Individual investors often perceive private markets as high risk, yet alternatives can help to mitigate various risks through diversification, the prospect of stable income, and exposure to non-traditional assets, fostering the potential for a more resilient portfolio.
Market risk—tied to specific companies, industries, or assets—can be managed through diversification. Alternatives, with their lower correlation to traditional bond and equity markets, may offer benefits here2. This can be especially important during periods of financial instability, when correlations across traditional assets have historically increased, potentially limiting the diversification benefits that investors often rely on. For instance, bond-equity correlations shifted from -0.25 pre-COVID to +0.74 post-COVID—a dramatic reversal that significantly reduced the protective effect of traditional diversification. In such environments, alternatives that are less tethered to broad market movements can help in preserving portfolio balance and mitigating downside risk amid heightened volatility.
Figure 2
Additionally, the impact of volatility on alternatives has historically been muted in comparison to public assets. From September 2015 to December 2024, private equity’s annualized volatility was 9.29%, compared to 16.76% for the S&P 500.
Interest rate fluctuations threaten fixed income values and yields. Some alternative investments, such as direct lending, utilize floating-rate structures, which can help to mitigate the impact of changing interest rates as market cycles evolve. Such structures allow the income generated by these investments to adjust with rate changes, providing a measure of resilience against interest rate volatility.

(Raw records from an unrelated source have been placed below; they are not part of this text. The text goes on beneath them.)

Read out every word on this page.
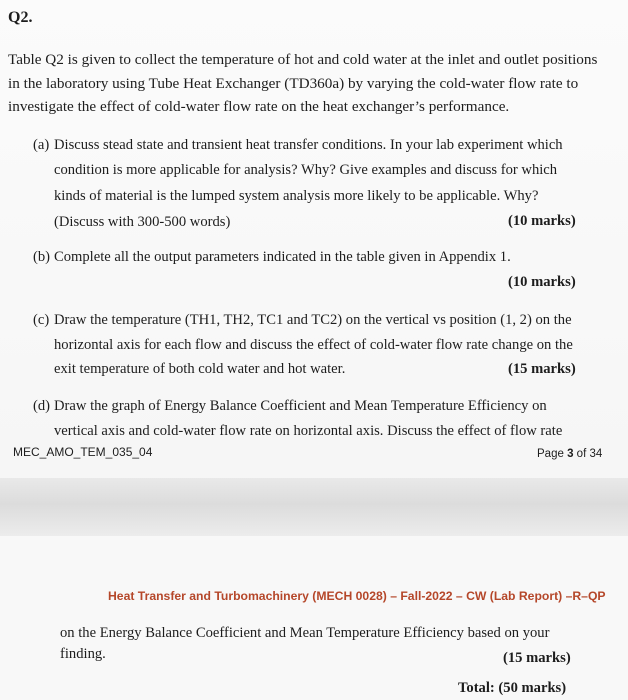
Q2.
Table Q2 is given to collect the temperature of hot and cold water at the inlet and outlet positions
in the laboratory using Tube Heat Exchanger (TD360a) by varying the cold-water flow rate to
investigate the effect of cold-water flow rate on the heat exchanger’s performance.
(a) Discuss stead state and transient heat transfer conditions. In your lab experiment which
condition is more applicable for analysis? Why? Give examples and discuss for which
kinds of material is the lumped system analysis more likely to be applicable. Why?
(Discuss with 300-500 words)	(10 marks)
(b) Complete all the output parameters indicated in the table given in Appendix 1.
(10 marks)
(c) Draw the temperature (TH1, TH2, TC1 and TC2) on the vertical vs position (1, 2) on the
horizontal axis for each flow and discuss the effect of cold-water flow rate change on the
exit temperature of both cold water and hot water.	(15 marks)
(d) Draw the graph of Energy Balance Coefficient and Mean Temperature Efficiency on
vertical axis and cold-water flow rate on horizontal axis. Discuss the effect of flow rate
MEC_AMO_TEM_035_04	Page 3 of 34
Heat Transfer and Turbomachinery (MECH 0028) – Fall-2022 – CW (Lab Report) –R–QP
on the Energy Balance Coefficient and Mean Temperature Efficiency based on your
finding.	(15 marks)
Total: (50 marks)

As shown below, a 1% rise in interest rates would be expected to have no price impact on floating rate notes in this example, while traditional fixed income securities would experience meaningful declines. Additionally, we see that direct lending generated an annualized total return of 9.5% during the most recent period of falling and/or flat interest rates (September 30, 2019 to March 31, 2022), outperforming traditional asset classes like leveraged loans and investment grade bonds.
Concentration risk grows when portfolios over-rely on select sectors or assets. This risk is particularly relevant in public equity markets, where a growing concentration of value in a small number of companies can undermine diversification efforts. A decade ago, the ten largest companies accounted for just 14% of the S&P 500; today, they account for 35.8%, with 26.7% in the top five alone.

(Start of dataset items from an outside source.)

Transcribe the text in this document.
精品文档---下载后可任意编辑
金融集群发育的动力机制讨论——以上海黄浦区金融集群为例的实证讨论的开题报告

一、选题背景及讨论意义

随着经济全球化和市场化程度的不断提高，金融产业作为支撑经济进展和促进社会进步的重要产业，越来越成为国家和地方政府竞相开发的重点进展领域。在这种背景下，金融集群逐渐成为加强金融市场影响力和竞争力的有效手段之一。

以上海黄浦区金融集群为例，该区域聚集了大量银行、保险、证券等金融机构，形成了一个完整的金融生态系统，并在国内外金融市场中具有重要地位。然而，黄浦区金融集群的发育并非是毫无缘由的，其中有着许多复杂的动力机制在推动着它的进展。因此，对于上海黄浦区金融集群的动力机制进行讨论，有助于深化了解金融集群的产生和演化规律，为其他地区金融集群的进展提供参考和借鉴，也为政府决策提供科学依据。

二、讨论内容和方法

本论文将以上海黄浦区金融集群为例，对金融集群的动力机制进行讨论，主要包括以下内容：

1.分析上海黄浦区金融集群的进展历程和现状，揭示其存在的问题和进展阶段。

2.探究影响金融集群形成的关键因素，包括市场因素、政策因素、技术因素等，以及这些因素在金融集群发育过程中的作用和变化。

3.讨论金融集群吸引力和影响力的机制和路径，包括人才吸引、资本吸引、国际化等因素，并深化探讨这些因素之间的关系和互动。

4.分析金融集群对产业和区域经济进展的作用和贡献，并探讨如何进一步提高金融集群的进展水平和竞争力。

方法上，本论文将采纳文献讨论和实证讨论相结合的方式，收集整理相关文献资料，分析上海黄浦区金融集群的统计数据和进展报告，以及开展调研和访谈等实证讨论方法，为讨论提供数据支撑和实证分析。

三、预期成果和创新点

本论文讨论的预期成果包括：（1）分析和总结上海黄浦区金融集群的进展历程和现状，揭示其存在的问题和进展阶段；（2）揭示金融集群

As public equity markets become increasingly concentrated, achieving true diversification with public assets alone becomes more challenging. This underscores the importance of exploring alternative investments, which can provide exposure to a broader range of assets and reduce reliance on concentrated public markets. And the private market opportunity is remarkably vast: 87% of U.S. companies with $100 million or more in revenue are private.
Investors may voice concerns that companies accessing private markets are smaller and present greater credit risk compared to firms tapping into public markets. While it is true that private markets can include smaller borrowers, the reality is that private market borrowers come in all sizes, ranging from emerging businesses to well-established enterprises. Furthermore, managers can strive to manage credit risk by applying a disciplined approach to help ensure private market investments are carefully curated to balance risk and reward.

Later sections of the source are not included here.